The only other times this seems to happen in England is when there is a World Cup on or a Royal weds or dies. If a Royal was playing in the World Cup the day after his marriage during an election campaign the country would have no choice but to explode.
That shared experience means people start talking to each other about the general election in shops, cafes, pubs and at bus-stops. Maybe even at parking meters. You never know.
This is happening right now in North Devon.
Often the chat is tinged with that winning English way with doom-mongering and scepticism. People will say things like: "They're all as useless as each other" or "I don't believe a word any of the lying buggers says".
The first claim, a variation on "they're all the same", is a myth.
Today, for example, I have interviewed, an hour-plus apiece (and not at the same time), the Lib Dem candidate for North Devon, Nick Harvey, and his UKIP opponent, Steve Crowther. Having asked them a number of questions about policy and beliefs, and read some of the manifesto pledges, there is no way you could say these two men share the same politics.
And that's an example I expect to see with all the other candidates. There are differences. There is a choice at the ballot box in North Devon among all the candidates, not just those two. Don't believe the myth!
"They're all the same" is also a cliche, which means it is hiding a grain of truth. I think the grain is that politicians these days all, often, look and sound similar and are battling for the holy "centre ground" where the swinging (not in that way) voters live.
The broadcast media, and to some extent the national tabloid press, is partly to blame for this; politicians have had to boil down often quite difficult and complex ideas and policies into snappy little soundbites. When you do that, whatever you're saying, because of the nature of language and speech, it can all end up sounding "the same".
I genuinely think most MPs and candidates, having interviewed a few in recent years, are sincere and decent people. It's too easy to label them all as useless crooks, even if some of them have been proven to be so in recent times...
But let's not be children about it, you could say, blaming the nasty media for warping the debate; as voters, surely we all have a duty to find a out about the candidates. That's not difficult; the parties put their policies on their websites.
Ah, but then there's all the spin. This is as impossible to avoid as it is to digest. No party is immune. They will all talk about "tough choices" and "change" and "hard-working families" and a "fairer Britain" and a "brighter future" and "free real ale for everyone" (apologies to any party who has actually used any of those slogans today).

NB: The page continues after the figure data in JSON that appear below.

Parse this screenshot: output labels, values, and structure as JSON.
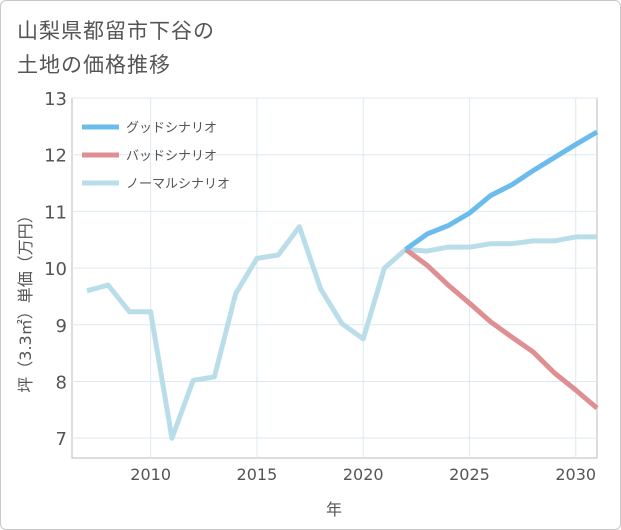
{
  "title": {
    "line1": "山梨県都留市下谷の",
    "line2": "土地の価格推移"
  },
  "chart_data": {
    "type": "line",
    "xlabel": "年",
    "ylabel": "坪（3.3㎡）単価（万円）",
    "xlim": [
      2006.3,
      2031
    ],
    "ylim": [
      6.65,
      13
    ],
    "x_ticks": [
      2010,
      2015,
      2020,
      2025,
      2030
    ],
    "y_ticks": [
      7,
      8,
      9,
      10,
      11,
      12,
      13
    ],
    "grid": true,
    "legend_position": "top-left",
    "series": [
      {
        "name": "グッドシナリオ",
        "color": "#6bbcec",
        "x": [
          2022,
          2023,
          2024,
          2025,
          2026,
          2027,
          2028,
          2029,
          2030,
          2031
        ],
        "values": [
          10.33,
          10.6,
          10.75,
          10.97,
          11.28,
          11.47,
          11.72,
          11.95,
          12.18,
          12.4
        ]
      },
      {
        "name": "バッドシナリオ",
        "color": "#df8f92",
        "x": [
          2022,
          2023,
          2024,
          2025,
          2026,
          2027,
          2028,
          2029,
          2030,
          2031
        ],
        "values": [
          10.33,
          10.05,
          9.7,
          9.38,
          9.05,
          8.78,
          8.52,
          8.15,
          7.85,
          7.53
        ]
      },
      {
        "name": "ノーマルシナリオ",
        "color": "#badee9",
        "x": [
          2007,
          2008,
          2009,
          2010,
          2011,
          2012,
          2013,
          2014,
          2015,
          2016,
          2017,
          2018,
          2019,
          2020,
          2021,
          2022,
          2023,
          2024,
          2025,
          2026,
          2027,
          2028,
          2029,
          2030,
          2031
        ],
        "values": [
          9.6,
          9.7,
          9.23,
          9.23,
          7.0,
          8.02,
          8.08,
          9.55,
          10.17,
          10.23,
          10.73,
          9.63,
          9.02,
          8.75,
          10.0,
          10.33,
          10.3,
          10.37,
          10.37,
          10.43,
          10.43,
          10.48,
          10.48,
          10.55,
          10.55
        ]
      }
    ]
  }
}
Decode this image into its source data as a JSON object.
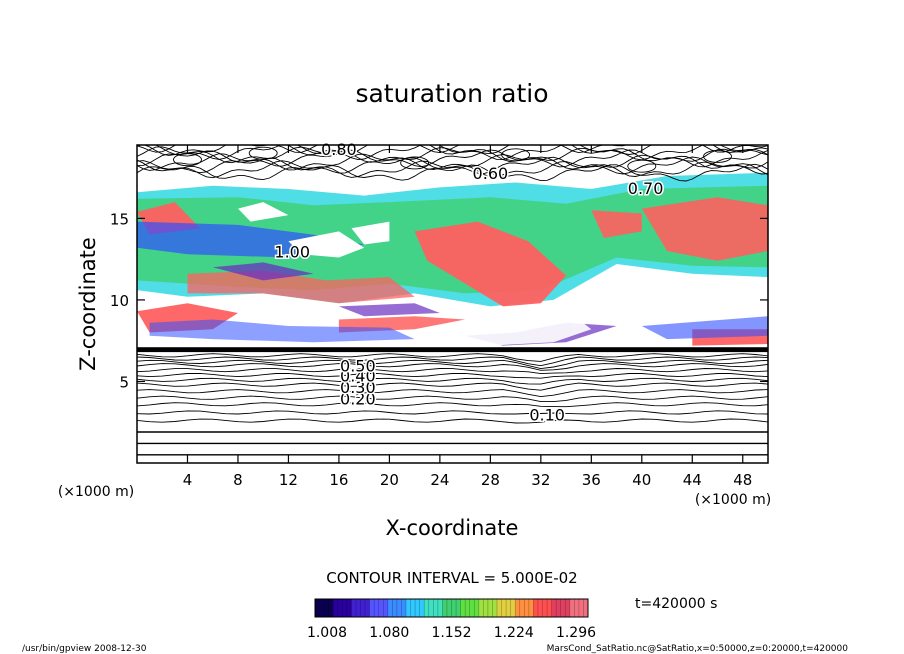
{
  "chart_data": {
    "type": "heatmap",
    "title": "saturation ratio",
    "xlabel": "X-coordinate",
    "ylabel": "Z-coordinate",
    "x_unit_left": "(×1000 m)",
    "x_unit_right": "(×1000 m)",
    "xlim": [
      0,
      50
    ],
    "ylim": [
      0,
      19.5
    ],
    "x_ticks": [
      4,
      8,
      12,
      16,
      20,
      24,
      28,
      32,
      36,
      40,
      44,
      48
    ],
    "y_ticks": [
      5,
      10,
      15
    ],
    "contour_interval_text": "CONTOUR INTERVAL = 5.000E-02",
    "contour_labels": [
      "0.10",
      "0.20",
      "0.30",
      "0.40",
      "0.50",
      "0.60",
      "0.70",
      "0.80",
      "1.00"
    ],
    "colorbar": {
      "ticks": [
        "1.008",
        "1.080",
        "1.152",
        "1.224",
        "1.296"
      ],
      "colors": [
        "#0a0050",
        "#2a00a0",
        "#4020d0",
        "#5555ff",
        "#3a8cff",
        "#30c8ff",
        "#40e0c0",
        "#40d070",
        "#60e040",
        "#a0e040",
        "#e0d040",
        "#ff9040",
        "#ff5050",
        "#e04060",
        "#f07080"
      ]
    },
    "time_label": "t=420000 s",
    "footer_left": "/usr/bin/gpview   2008-12-30",
    "footer_right": "MarsCond_SatRatio.nc@SatRatio,x=0:50000,z=0:20000,t=420000"
  },
  "colors": {
    "red": "#ff6060",
    "green": "#40d070",
    "cyan": "#30d8e0",
    "blue": "#3050ff",
    "purple": "#6a30c0"
  }
}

A good test when listening to any claim, I find, is to apply a simple bit of logic: if the opposite of the claim, or statement, is either ludicrous or something no party would ever, ever say, you can be reasonably sure that the claim or statement is as empty as a beer cask at closing time on the last night of a beer festival.
So:
The opposite of "tough choices" is "easy choices". Mmm, who in their right mind would argue we need to make some "easy choices". No one. You can't argue with it, so it's pointless.
The opposite of "change" is "stasis". Not a hot ticket at the ballot box that one.
The opposite of "hard-working families" is "lazy single people". When did you hear a would-be MP speaking out on behalf of them, and God knows there a few of them about. I used to be one, so I should know.
It's only day two of the campaign, after the "phoney campaign", and already all the parties are caught in a blizzard of myth, cliche and spin, with policies and conviction struggling to get a seat at the national table.
Thank goodness local people are clever enough to search through it all to find the policies and make their choice accordingly.
In North Devon, I'll be keeping my ear out for those impromptu conversations and comments; they reveal a lot.